Evaluation of a Rapid Air Thermal Cycler for Detection of Mycobacterium tuberculosis

A M Kearns 1,2, R Freeman 1,2, M Steward 1,2
PMCID: PMC104591  PMID: 9466790

Chapin and Lauderdale (1) describe their evaluation of a rapid air thermal cycler (ATC) (Idaho Technology, Idaho Falls, ID) for the detection of Mycobacterium tuberculosis by PCR. We also have compared the use of the ATC to that of a more conventional heat block thermocycler (HBTC) (GeneAmp PCR System 9600; Perkin Elmer, Cheshire, England) for the direct detection of M. tuberculosis in clinical samples. Our findings support the general conclusions of Chapin and Lauderdale but differ significantly in regard to inhibitors.

Samples were prepared by sonication using glass beads, and we used a 123-bp sequence of IS6110 as the target for DNA amplification, as previously described (4). However, we adapted the PCR cycling parameters for use with both the ATC and HBTC (Table 1). Since PCR of clinical samples has been hindered by inhibitors present in 3 to 20% of specimens (2, 5), each PCR mixture included an internal amplification control of 169 bp (Novocastra Laboratories Ltd., Newcastle, England) which underwent coamplification.
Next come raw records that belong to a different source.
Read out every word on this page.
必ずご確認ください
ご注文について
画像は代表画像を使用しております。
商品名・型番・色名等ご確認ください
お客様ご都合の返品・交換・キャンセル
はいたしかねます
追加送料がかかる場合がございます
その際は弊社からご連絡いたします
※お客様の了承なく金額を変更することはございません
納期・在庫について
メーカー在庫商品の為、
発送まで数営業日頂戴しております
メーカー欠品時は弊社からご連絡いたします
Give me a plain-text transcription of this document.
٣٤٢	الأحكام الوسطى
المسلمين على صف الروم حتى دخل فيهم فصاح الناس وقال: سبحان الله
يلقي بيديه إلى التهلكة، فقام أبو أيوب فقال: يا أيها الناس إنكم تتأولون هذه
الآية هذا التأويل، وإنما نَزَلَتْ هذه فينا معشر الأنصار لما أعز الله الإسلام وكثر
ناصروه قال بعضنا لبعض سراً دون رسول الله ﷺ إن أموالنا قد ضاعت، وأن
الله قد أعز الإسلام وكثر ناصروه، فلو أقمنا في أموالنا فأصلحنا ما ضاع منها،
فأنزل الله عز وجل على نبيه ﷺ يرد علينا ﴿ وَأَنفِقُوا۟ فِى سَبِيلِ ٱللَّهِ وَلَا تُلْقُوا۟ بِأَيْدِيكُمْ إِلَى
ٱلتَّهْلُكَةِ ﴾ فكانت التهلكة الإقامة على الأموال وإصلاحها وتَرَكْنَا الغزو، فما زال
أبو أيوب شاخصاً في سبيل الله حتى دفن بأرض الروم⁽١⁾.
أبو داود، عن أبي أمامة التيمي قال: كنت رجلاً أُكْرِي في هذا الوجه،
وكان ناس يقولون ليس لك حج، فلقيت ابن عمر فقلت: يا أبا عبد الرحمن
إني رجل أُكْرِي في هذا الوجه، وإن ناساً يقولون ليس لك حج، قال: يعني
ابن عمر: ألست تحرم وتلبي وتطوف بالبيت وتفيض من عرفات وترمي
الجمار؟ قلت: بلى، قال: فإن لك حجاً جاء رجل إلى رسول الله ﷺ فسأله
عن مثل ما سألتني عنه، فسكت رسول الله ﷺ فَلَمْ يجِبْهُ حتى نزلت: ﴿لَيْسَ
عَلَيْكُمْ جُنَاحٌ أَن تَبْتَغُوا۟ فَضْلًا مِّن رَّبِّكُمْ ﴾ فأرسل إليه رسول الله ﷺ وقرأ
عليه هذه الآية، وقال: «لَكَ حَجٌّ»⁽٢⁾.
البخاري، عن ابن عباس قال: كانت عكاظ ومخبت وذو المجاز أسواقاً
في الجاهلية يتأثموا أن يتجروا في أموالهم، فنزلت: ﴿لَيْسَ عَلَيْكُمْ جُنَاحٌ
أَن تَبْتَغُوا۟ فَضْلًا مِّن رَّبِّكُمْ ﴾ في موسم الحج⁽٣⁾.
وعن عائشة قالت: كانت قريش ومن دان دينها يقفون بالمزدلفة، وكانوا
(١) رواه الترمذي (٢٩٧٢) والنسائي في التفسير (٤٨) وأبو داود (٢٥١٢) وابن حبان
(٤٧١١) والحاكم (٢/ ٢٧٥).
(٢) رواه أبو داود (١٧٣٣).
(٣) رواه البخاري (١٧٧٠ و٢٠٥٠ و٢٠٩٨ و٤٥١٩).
To date, we have tested 26 clinical samples (including 24 sputum and 2 bronchoalveolar lavage samples) from 18 patients by PCR using both cyclers and compared the results with those of microscopy and culture (Table 2).

TABLE 1.

PCR cycling parameters

Cycler Initial step Cycling parameters No. of cycles Cycle time
ATC 94°C, 1 min 94°C, 0 s; 50°C, 0 s; 72°C, 2 s 45 23 min
HBTC 94°C, 1 min 68°C, 30 s; 72°C, 30 s; 94°C, 15 s 15 1 h 20 min
60°C, 30 s; 72°C, 30 s; 94°C, 15 s 15
60°C, 30 s; 72°C, 5 min 1

TABLE 2.

Comparison of microscopy, culture, and PCR for detection of M. tuberculosis in 26 clinical samples

Sample status (n) ATC
HBTC
No. of samples PCR+ No. of samples with inhibitors No. of samples PCR+ No. of samples with inhibitors
Smear+, culture+ (8) 8 0 7 1a
Smear−, culture+ (6) 2 0 1 2a
Smear+, culture− (2)b 0 0 0 0
Smear−, culture− (10) 0 1 0 7
a

Includes one specimen containing inhibitors not removed by chloroform treatment; PCR therefore nonevaluable. 

b

Specimens grew M. malmoense. 

On initial testing, inhibitors (as evidenced by nonamplification of the internal control) were detected in 1 sample (3.9%) with the ATC and 10 samples (38.5%) with the HBTC. Following further purification by simple chloroform extraction (3), 2 samples still had evidence of inhibitors with the HBTC. Both of these samples were therefore nonevaluable by using the HBTC, and both were M. tuberculosis culture positive.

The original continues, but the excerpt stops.